This is our last post on the NRCS program for our second field, the field by the ponds. This field is located in a little corner formed between the lower pond, the trees between Old Stage Road/our driveway, and the pasture in front of my house.
With the weather this year, grass has simply not been a problem. Lots of rain, relatively cool days (for NC) and not that much pressure from our finishing herd means that we have more than enough grass. In fact we’ve been grazing more than one day on a paddock just to get enough of the grass eaten.
Here you can see the grass, full and tall. It runs about 14″ tall and we have 100% ground coverage. This has been about as good as it gets for a grazing season.
Post grazing, after several days of grazing, there is still a lot of grass left. But more importantly there is a lot of grass that has been trampled and left in contact with the ground. This is topsoil we’ll be building the rest of the season.
Even after several days, the grass is still 6-8″ tall and we still have 100% ground coverage. This field can recover almost instantly and begin growing new grass for the next rotation, which will likely include the brood herd as they come home from summer grazing.
This year marks the last year of our NRCS grazing monitoring program. This has been an excellent program where all we needed to do was to take before and after pictures of our grazing in strategic locations at least once per year. We then documented the grass growth and then consumption. When all the work is done properly, we get a check at the end of the year. Easy peasy.
So for the pasture closest to the golf course, here is the last grazing update.
Normally by this time of year we are dealing with hot and dry weather. And we do have hot, but we had some timely wet weather just before this week. The grass was vibrant and lush. The cool season grasses have just about gone dormant and the thick, warm season grasses are enjoying the combination of unlimited sun and some water when it is needed. The grass is anywhere from 10″ to 15″ tall and very thick.
We are only grazing about 14 cows on rotation right now. The rest are at our other farm. This particular paddock, due to leaving a gap for the pigs to be fed in the paddock system, was to be grazed two days.
Johnson grass is popping up across the pasture as well. You can see some in the right of the picture (the patch of taller than normal grass). It never seems to be in the same place, but the cows absolutely love it and eat it immediately to the ground. Johnson grass is the bane of many row crop farmers but I love that it grows in our pastures, because our cows love it.
The grass is definitely showing signs of having been grazing, but it is still 5-6″ tall and very thick. This is perfect for regrowth and for building topsoil. Also much of the brown stems from the cool season grass that has gone dormant is now broken off and therefore pressed down to the ground. Grass litter in contact with the ground is what makes topsoil. So we’ve fed our cows, and fed our soil, all at the same time.
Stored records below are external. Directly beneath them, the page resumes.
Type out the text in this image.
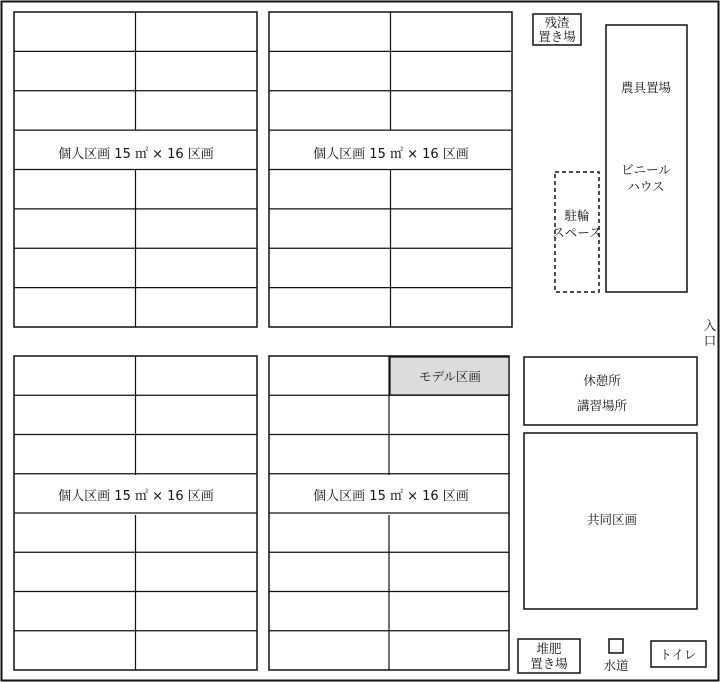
個人区画 15 ㎡ × 16 区画	個人区画 15 ㎡ × 16 区画
個人区画 15 ㎡ × 16 区画	個人区画 15 ㎡ × 16 区画
モデル区画
残渣
置き場
農具置場
ビニール
ハウス
駐輪
スペース
入
口
休憩所
講習場所
共同区画
堆肥
置き場	水道
トイレ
After this picture, we pulled up this grazing stake getting a steel pole out of the middle of the pasture and marking the end of our NRCS program for this pasture. This allows us to mow easier, and it also allows us to get ready for our next usage of the pasture next year.
With the cold spring we had this year, we were late in moving our momma cows to our other farm. Normally during grazing season, we separate the moms/babies and the cows we are raising to eat. The eating cows stay here and are intensively managed, moving to fresh grass every day, and handled and inspected multiple times per day.
The momma cows, who are smarter than the average cow, are left to go to another farm where they have the ability to roam freely. They have ponds, trees, and grass aplenty. It is the cow equivalent of going to the spa.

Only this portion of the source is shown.